Tommy’s grandeur gave up the ghost, and with a yell of delight he dived deep into one of the jars and heaped his plate with suspiciously crimson cherry jam.
“Good old Bick! I must have looked an awful little ass. But—well, will you chuck it all and come home?”
“Oho!”
“Yes, ‘oho’ as much as you like, but it is all rot your living here, and she hates it, and it’s unpleasant all round. Besides the country is really lovely now, and I miss you.”
“Do you, Tommy dear?”
“I do.”
“Did mother send you?”
“No. She said you wouldn’t come if she did, but that you might if I—if I——”
“If you exerted your authority as Head of the Family!”

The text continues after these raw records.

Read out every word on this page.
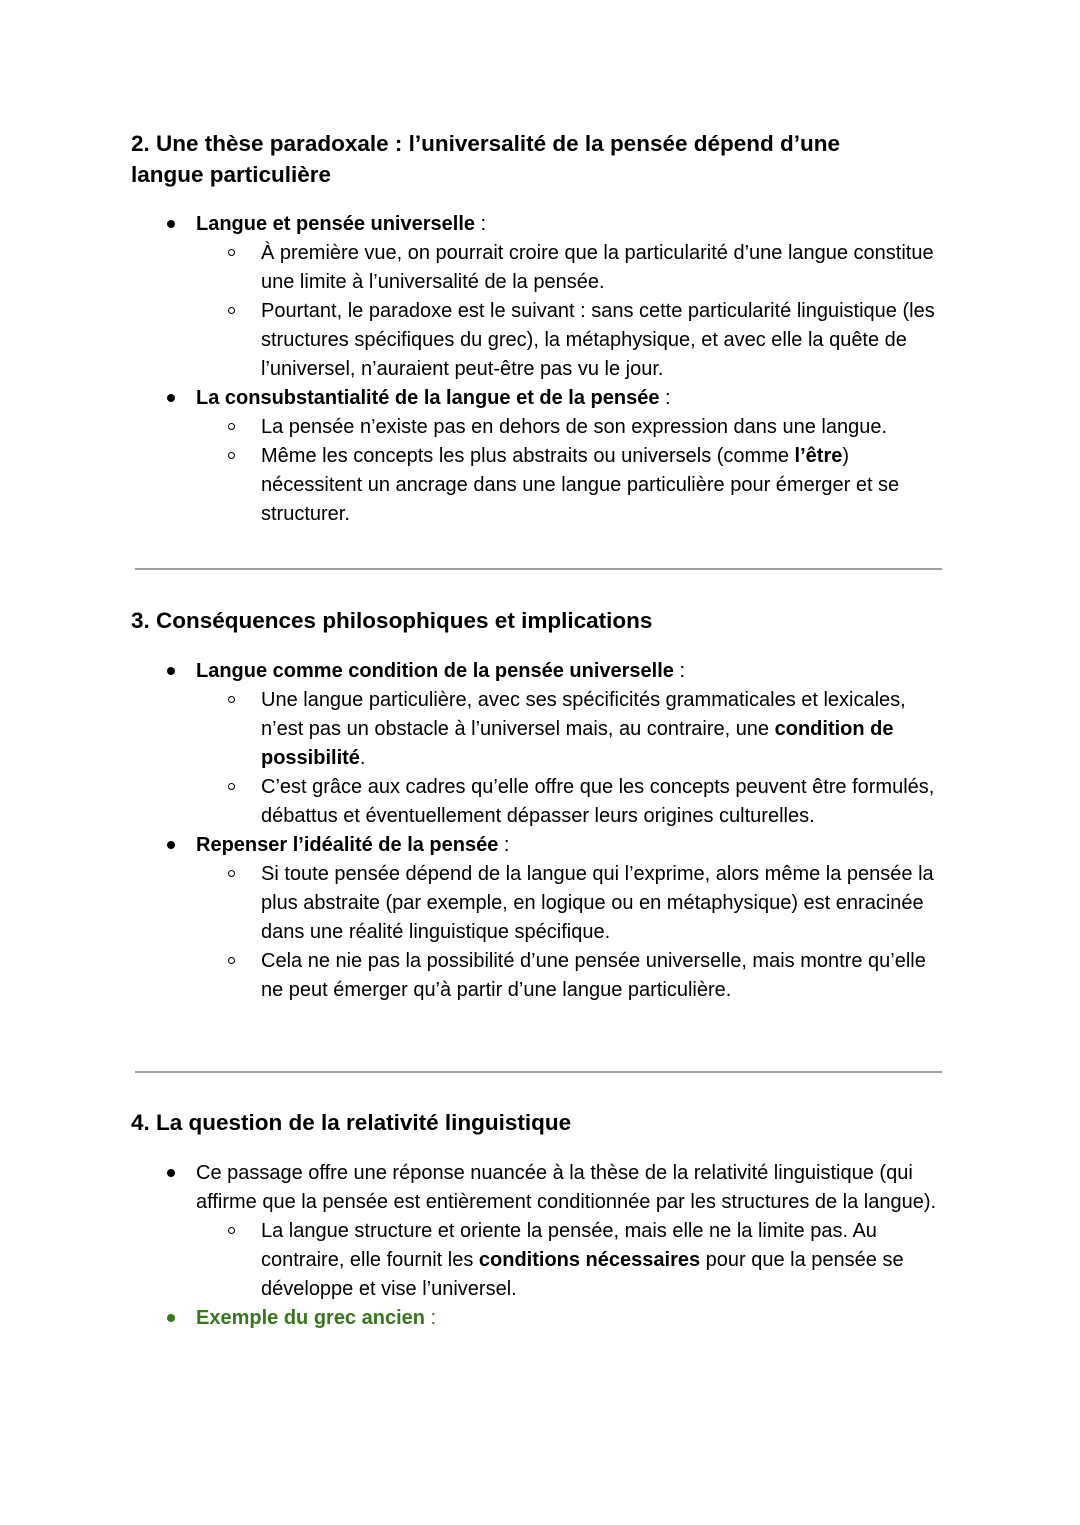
2. Une thèse paradoxale : l’universalité de la pensée dépend d’une
langue particulière
Langue et pensée universelle :
À première vue, on pourrait croire que la particularité d’une langue constitue une limite à l’universalité de la pensée.
Pourtant, le paradoxe est le suivant : sans cette particularité linguistique (les structures spécifiques du grec), la métaphysique, et avec elle la quête de l’universel, n’auraient peut-être pas vu le jour.
La consubstantialité de la langue et de la pensée :
La pensée n’existe pas en dehors de son expression dans une langue.
Même les concepts les plus abstraits ou universels (comme l’être) nécessitent un ancrage dans une langue particulière pour émerger et se structurer.
3. Conséquences philosophiques et implications
Langue comme condition de la pensée universelle :
Une langue particulière, avec ses spécificités grammaticales et lexicales, n’est pas un obstacle à l’universel mais, au contraire, une condition de possibilité.
C’est grâce aux cadres qu’elle offre que les concepts peuvent être formulés, débattus et éventuellement dépasser leurs origines culturelles.
Repenser l’idéalité de la pensée :
Si toute pensée dépend de la langue qui l’exprime, alors même la pensée la plus abstraite (par exemple, en logique ou en métaphysique) est enracinée dans une réalité linguistique spécifique.
Cela ne nie pas la possibilité d’une pensée universelle, mais montre qu’elle ne peut émerger qu’à partir d’une langue particulière.
4. La question de la relativité linguistique
Ce passage offre une réponse nuancée à la thèse de la relativité linguistique (qui affirme que la pensée est entièrement conditionnée par les structures de la langue).
La langue structure et oriente la pensée, mais elle ne la limite pas. Au contraire, elle fournit les conditions nécessaires pour que la pensée se développe et vise l’universel.
Exemple du grec ancien :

“Well, yes.” Tommy, now completely shamefaced, took more jam and handed back his cup.
“She is funny,” mused Brigit. “To have so little sense of humour.”
“That’s what I told her. But Aunt Emily says people are talking about your living alone, etc. And—besides, I think she is really rather fond of you, Bick.”
“Oh, no, she isn’t. However, M. l’Ambassadeur, you have fulfilled your mission, so be content.”
Tommy paused in his task of biting into a piece of cake and looked up at her. “Then—you will?”
“No, dear; I most certainly won’t. But don’t you bother about that. I like this very well, and after all it isn’t for long.”
“Oh. You mean you are going to marry Theo. When?”
“In October, probably. Nothing is settled. More jam?”
“No, thanks. I say, Bicky, what are you going to do in September?”
“I don’t know. Why?”
“Because they are all going to La-bas, to the Golden Wedding. They were talking about it the other day. Are you going, too?”
She shook her head. “Oh, no. But I daresay I shall be with the Lenskys then. I can’t go now, because one of the children is ill.”